Ricordate la raccolta “Super Funk” di cui ho parlato qualche tempo fa? Bene. Qui, almeno per quanto riguarda la (inesistente) notorietà dei nomi coinvolti, siamo in territori limitrofi. Ventiquattro brani tratti da 45 giri che definire rari è un eufemismo. Chi ha mai sentito nominare Les Cooper And His Soul Rockers o The Black On White Affair alzi la mano. Laddove la grandiosa “Super Funk” presentava però soul-funk abbastanza canonico fedele ai vari stili dell’epoca, questa raccolta stupisce invece per l’originalità e la varietà del materiale, oltre che per la carica animalesca di saxofonisti indemoniati e batteristi anfetaminici. Indisponibili dati certi, l’ordine dei pezzi pare cronologico: si comincia in fumosi club sleazy a cavallo tra i ’50 e i ’60, con surf, lounge e certo garage/errrebì dietro l’angolo, e si finisce nei ghetti dei ’70, che a questo punto dovreste già conoscere almeno un po’. Ogni pezzo è una chicca, ogni pezzo ha in sé un qualcosa di irresistibile, un passaggio, una rullata, un assolo. Cristo, ci avessero lasciato in eredità anche soltanto “Fi-Yi Dance” (come altamente probabile) e il suo andamento ammiccante su base di chitarra acustica, non meriterebbero forse i Soulful Two di essere quantomento sentiti nominare dai più? Davvero, siamo in presenza di genio allo stato puro.

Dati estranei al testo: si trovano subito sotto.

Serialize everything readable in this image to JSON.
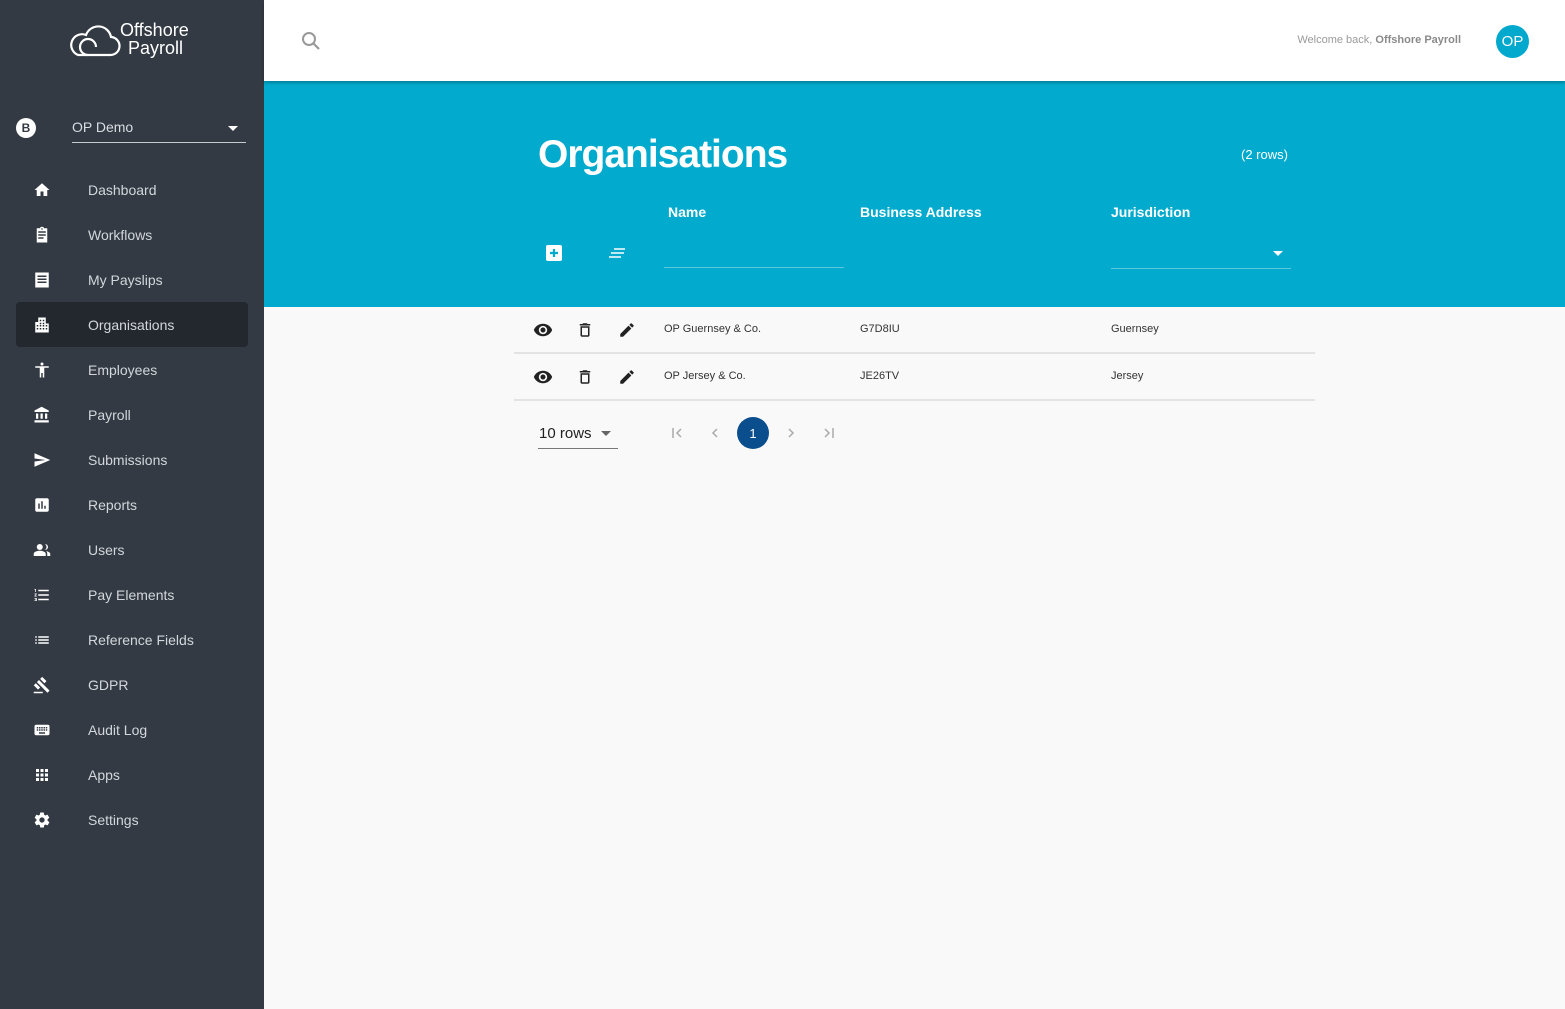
{
  "app": {
    "brand_line1": "Offshore",
    "brand_line2": "Payroll"
  },
  "org_switcher": {
    "badge": "B",
    "selected": "OP Demo"
  },
  "sidebar": {
    "items": [
      {
        "label": "Dashboard",
        "icon": "home-icon"
      },
      {
        "label": "Workflows",
        "icon": "clipboard-icon"
      },
      {
        "label": "My Payslips",
        "icon": "receipt-icon"
      },
      {
        "label": "Organisations",
        "icon": "building-icon",
        "active": true
      },
      {
        "label": "Employees",
        "icon": "person-icon"
      },
      {
        "label": "Payroll",
        "icon": "bank-icon"
      },
      {
        "label": "Submissions",
        "icon": "send-icon"
      },
      {
        "label": "Reports",
        "icon": "chart-icon"
      },
      {
        "label": "Users",
        "icon": "people-icon"
      },
      {
        "label": "Pay Elements",
        "icon": "numbered-list-icon"
      },
      {
        "label": "Reference Fields",
        "icon": "list-icon"
      },
      {
        "label": "GDPR",
        "icon": "gavel-icon"
      },
      {
        "label": "Audit Log",
        "icon": "keyboard-icon"
      },
      {
        "label": "Apps",
        "icon": "apps-grid-icon"
      },
      {
        "label": "Settings",
        "icon": "gear-icon"
      }
    ]
  },
  "header": {
    "welcome_prefix": "Welcome back, ",
    "welcome_name": "Offshore Payroll",
    "avatar_initials": "OP"
  },
  "page": {
    "title": "Organisations",
    "row_count": "(2 rows)"
  },
  "table": {
    "columns": [
      "Name",
      "Business Address",
      "Jurisdiction"
    ],
    "filters": {
      "name_value": "",
      "jurisdiction_value": ""
    },
    "rows": [
      {
        "name": "OP Guernsey & Co.",
        "business_address": "G7D8IU",
        "jurisdiction": "Guernsey"
      },
      {
        "name": "OP Jersey & Co.",
        "business_address": "JE26TV",
        "jurisdiction": "Jersey"
      }
    ]
  },
  "pagination": {
    "rows_per_page": "10 rows",
    "current_page": "1"
  },
  "colors": {
    "sidebar_bg": "#333a43",
    "accent": "#02abcd",
    "current_page": "#0b4e8e"
  }
}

Seconda piazza per un’inezia a Curly Davis & The Uniques: la loro “Black Cobra Part One” è impiantata su di un un riff chitarristico memorabile, ha un break illuminante e non sfigurerebbe giusto un po’ imborghesita su un qualunque “Mo’ Plen”.
E il crossover Booker T/Steppenwolf in commovente finto live di Danny Freeman And The Soul Superiors allora? E il proto-dub da spogliarello di Jerry And The Medicine Men? E il groove assassino di “Funkity” dei Four Of Clubs? E il finale di disco sempre più spaziale/pischedelico con Seven From Eleven, Creations Unlimited e Burning Star?
Lo so che lo dico quasi sempre, ma stavolta credetemi, ne vale la pena. Se controllate, è forse il disco che ho pagato di più fino ad ora, e non rimpiango nemmeno un centesimo. Piacerà a chi ama il funk, ma anche e forse soprattutto a garage-rockers di varia natura, complice il ricorso in molti brani alle classiche dodici battute, e a loungers in cerca di suggestioni cinematiche.